Ist deshalb auch die Qualität amerikanischer Fernsehserien so gestiegen?
    Nun ja, mit der Finanzkrise bricht auch die Welt der Independent-Filme in sich zusammen. Daher fühlen sich die talentierten Autoren vom Fernsehen angezogen.

Paul Schrader
Paul Schrader am Set von EIN LEBEN FÜR EIN LEBEN - ADAM RESURRECTED

Sie haben 1996 ja auch einen vielbeachteten Artikel in der Zeitschrift "Film Comment" geschrieben, in dem Sie einen neu zu gestaltenden Kanon anregen, nach dem die Qualität eines Films zu bewerten sein soll. Muß sich dieser Kanon nicht auch wieder ändern angesichts der Tatsache, daß sich Produktion, Machart und schlichtweg die Ästhetik von Filmen im Zuge der digitalen Revolution stark verändert hat?
    Ja. Wenn wir herausgefunden haben, wie die Veränderung aussieht. Wie sieht man sich einen Film an? In kleinen 3 Minuten-Häppchen? Sieht man ihn sich alleine an? Interagiert man mit dem Film? Wir wissen es nicht.
Die größte Bedrohung für die Filmindustrie ist die Frage: Wie holt man das Geld rein? Wir wußten, wie man Geld an den Kinokassen macht. Wir haben keine Ahnung, wie das im Internet funktionieren soll. Der gigantische Eisberg vor uns ist derselbe Eisberg, den die Musikindustrie vor 3 Jahren gerammt hat. Die Musikindustrie hat versucht, den Eisberg zu zerstören. Sie haben versagt. Sie rammten ihn und soffen ab. Wir versuchen, mit dem Eisberg zu verhandeln. Aber ich glaube, wir werden ihn auch rammen. Und auch untergehen.
Die Musikindustrie könnte es überleben, denn Musik herzustellen ist nicht besonders teuer. Man kann sie im Wohnzimmer aufnehmen und am Computer abmischen, und dann im Internet vertreiben. Filme kosten viel Geld. Und wenn wir keinen Gewinn mehr reinholen können, wenn der nächste "Batman" von 100 Millionen Menschen gesehen wird und wegen der Piraterie trotzdem Geld verliert – dann setzt die Panik ein. Und jeder, der Geld hat, wird da raus wollen. Wenn Du Geld hast und da raus willst, mußt Du Dir wahrscheinlich den Weg freikämpfen, weil jeder andere da raus will!

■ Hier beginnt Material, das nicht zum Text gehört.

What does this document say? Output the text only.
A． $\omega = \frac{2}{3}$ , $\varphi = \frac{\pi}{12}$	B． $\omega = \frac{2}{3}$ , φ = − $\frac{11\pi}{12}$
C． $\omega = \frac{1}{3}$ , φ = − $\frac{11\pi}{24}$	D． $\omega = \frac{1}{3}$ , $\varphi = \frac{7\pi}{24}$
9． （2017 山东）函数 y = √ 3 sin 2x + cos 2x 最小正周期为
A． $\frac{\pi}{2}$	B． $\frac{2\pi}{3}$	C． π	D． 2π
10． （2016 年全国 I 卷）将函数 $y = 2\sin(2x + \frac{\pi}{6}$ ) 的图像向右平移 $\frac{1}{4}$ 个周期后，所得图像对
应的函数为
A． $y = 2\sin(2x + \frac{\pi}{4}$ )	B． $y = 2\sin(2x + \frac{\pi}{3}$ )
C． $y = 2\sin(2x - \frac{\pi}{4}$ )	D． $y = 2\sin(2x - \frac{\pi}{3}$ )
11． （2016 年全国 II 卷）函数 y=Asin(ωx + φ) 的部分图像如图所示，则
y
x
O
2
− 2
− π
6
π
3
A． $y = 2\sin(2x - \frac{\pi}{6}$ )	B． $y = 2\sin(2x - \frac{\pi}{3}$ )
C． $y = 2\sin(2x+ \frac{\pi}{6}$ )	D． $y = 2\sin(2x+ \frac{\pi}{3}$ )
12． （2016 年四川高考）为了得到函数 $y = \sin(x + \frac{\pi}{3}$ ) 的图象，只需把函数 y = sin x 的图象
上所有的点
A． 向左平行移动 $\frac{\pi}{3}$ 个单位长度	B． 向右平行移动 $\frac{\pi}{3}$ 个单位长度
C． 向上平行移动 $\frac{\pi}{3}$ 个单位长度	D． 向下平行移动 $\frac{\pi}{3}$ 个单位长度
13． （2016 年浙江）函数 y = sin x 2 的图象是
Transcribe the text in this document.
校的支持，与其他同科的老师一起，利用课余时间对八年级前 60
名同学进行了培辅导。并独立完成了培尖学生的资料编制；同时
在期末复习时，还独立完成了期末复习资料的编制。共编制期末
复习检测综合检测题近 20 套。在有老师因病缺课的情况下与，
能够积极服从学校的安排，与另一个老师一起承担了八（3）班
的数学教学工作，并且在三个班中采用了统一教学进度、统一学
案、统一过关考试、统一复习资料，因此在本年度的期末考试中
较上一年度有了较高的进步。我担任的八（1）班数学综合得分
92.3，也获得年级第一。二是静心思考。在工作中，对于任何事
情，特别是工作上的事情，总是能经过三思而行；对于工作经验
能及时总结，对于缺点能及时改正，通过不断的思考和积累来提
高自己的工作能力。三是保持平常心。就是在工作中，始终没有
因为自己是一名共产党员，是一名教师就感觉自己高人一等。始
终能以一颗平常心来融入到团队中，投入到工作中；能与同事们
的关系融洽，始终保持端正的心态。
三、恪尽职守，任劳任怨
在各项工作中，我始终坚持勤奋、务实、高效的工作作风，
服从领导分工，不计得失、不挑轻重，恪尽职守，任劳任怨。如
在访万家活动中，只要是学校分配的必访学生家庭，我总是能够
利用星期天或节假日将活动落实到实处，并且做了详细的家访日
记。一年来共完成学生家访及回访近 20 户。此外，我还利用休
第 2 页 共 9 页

Stellt sich die Frage nach Geld mit einem Film wie EIN LEBEN FÜR EIN LEBEN - ADAM RESURRECTED? Kümmert Ihre Produzenten wirklich, was an der Kinokasse passiert?
    Es kümmert sie. Aber wenn es sie wirklich kümmern würde, hätten sie den Film nicht finanziert. Wenn es nur um Geld ginge, hätten sie ihn nicht gemacht. Ich habe einen israelischen Produzenten und einen deutschen Produzenten, die den Film als persönliches Anliegen sehen. Natürlich ist Geld ein wichtiger Aspekt. Aber wenn Geld der einzige Aspekt wäre, würde es diesen Film nicht geben.